L'expérimentation est une démarche essentielle des sciences. Elle consiste à imaginer, à inventer des situations reproductibles permettant d'établir la réalité d'un phénomène ou d'en mesurer les paramètres. Cette démarche qui appartient à toutes les sciences envahit aujourd'hui du fait de l'ordinateur, les mathématiques. Il faut enseigner à l'élève cette démarche, en acceptant les tâtonnements, les erreurs, les approximations. Pour ce faire, il vaut mieux faire réaliser quelques expériences, en petit nombre mais bien choisies et bien comprises, plutôt que de multiplier les expériences rapides.
La science n'est pas faite de certitudes, elle est faite de questionnements et de réponses qui évoluent et se modifient avec le temps. Tout ceci montre qu'il faut privilégier avant tout l'enseignement de la démarche scientifique incluant l'apprentissage de l'observation et de l'expérience. Il faut également éliminer l'idée que la difficulté doit croître de la seconde à la terminale. Au contraire, un esprit de quinze ans est stimulé par une réflexion sur un sujet difficile autant qu'un esprit de dix-huit ans. Mais le mot difficulté n'est pas synonyme de degré de mathématisation. La structure de l'ADN est difficile à bien comprendre, la notion d'inertie en physique est subtile à assimiler.
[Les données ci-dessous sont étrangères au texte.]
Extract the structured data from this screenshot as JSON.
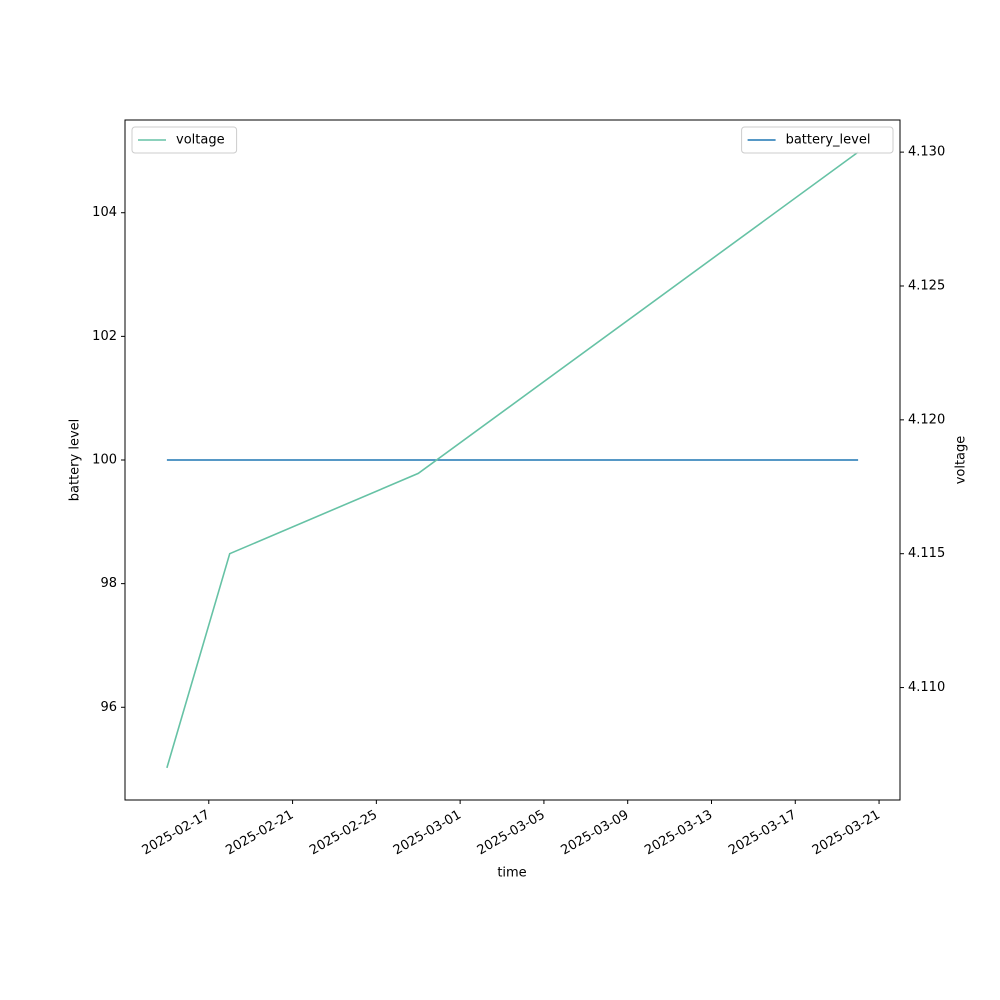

Enfin, et ce n'est pas la moindre difficulté de l'enseignement scientifique, il faut pousser l'élève à se poser des questions et éviter de donner des réponses avant qu'il ait formulé les questions. L'élève bien sûr ne va pas poser à lui seul les "bonnes questions" - il ne faut pas être naïf - mais on peut petit à petit amener la classe dans son ensemble si ce n'est à toujours énoncer les questions pertinentes tout au moins à comprendre le mécanisme du questionnement.
Dans bien des cas, rien ne peut remplacer l'exposé historique. Celui-ci a un côté culturel irremplaçable, qui situe la découverte scientifique dans son contexte temporel mais aussi montre comment les découvertes scientifiques ont influencé le cours de l'histoire. L'exposé historique permet de mesurer la difficulté que l'humanité a rencontrée pour résoudre des problèmes qui peuvent aujourd'hui sembler élémentaires (2000 ans pour que l'on comprenne que la chute des corps dans le vide est identique pour tous les corps, quels que soient leur volume ou leur masse).
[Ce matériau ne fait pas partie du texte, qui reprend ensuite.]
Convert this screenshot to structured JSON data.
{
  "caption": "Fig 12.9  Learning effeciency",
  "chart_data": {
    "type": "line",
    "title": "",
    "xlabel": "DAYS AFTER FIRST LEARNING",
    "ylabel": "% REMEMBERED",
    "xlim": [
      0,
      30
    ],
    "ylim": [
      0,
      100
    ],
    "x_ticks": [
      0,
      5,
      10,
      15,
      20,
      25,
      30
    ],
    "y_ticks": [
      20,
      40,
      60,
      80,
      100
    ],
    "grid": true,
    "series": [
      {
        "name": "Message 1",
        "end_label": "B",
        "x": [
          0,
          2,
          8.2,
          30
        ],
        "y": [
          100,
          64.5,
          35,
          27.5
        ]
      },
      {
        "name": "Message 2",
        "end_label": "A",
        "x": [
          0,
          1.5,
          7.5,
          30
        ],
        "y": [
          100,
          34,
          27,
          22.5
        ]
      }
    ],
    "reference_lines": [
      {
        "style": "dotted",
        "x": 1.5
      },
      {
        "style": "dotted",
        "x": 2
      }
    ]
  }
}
Les mathématiques sont aujourd'hui dans une situation particulière. Science des formes et des nombres, la mathématique est amenée à sortir de son style et de ses pratiques traditionnelles grâce au développement et à la généralisation de l'ordinateur. Elle se rapproche des sciences expérimentales, grâce à l'expérimentation numérique, à la simulation, et à ce que l'on peut appeler la démonstration empirique. En même temps, libérées du poids des calculs, notamment en analyse, les mathématiques peuvent mieux se concentrer sur la manipulation de nouveaux concepts, sur le développement de nouvelles applications comme celles requises justement par l'informatique. Ici encore le récit des développements et des débats historiques, des approches variées de l'efficacité nouvelle des mathématiques appliquées doivent faire partie intégrante de l'enseignement. La notion de fonction est centrale au lycée et son étude donne l'occasion d'aborder des phénomènes non linéaires dans diverses disciplines.

Alors même que nous développons l'usage des technologies de l'information et de la communication au lycée (95 % des lycées sont connectés sur Internet), on ne comprendrait pas que l'enseignement scientifique ne soit pas en priorité engagé dans cette utilisation. Tous les programmes seront donc réalisés en faisant appel à ces techniques.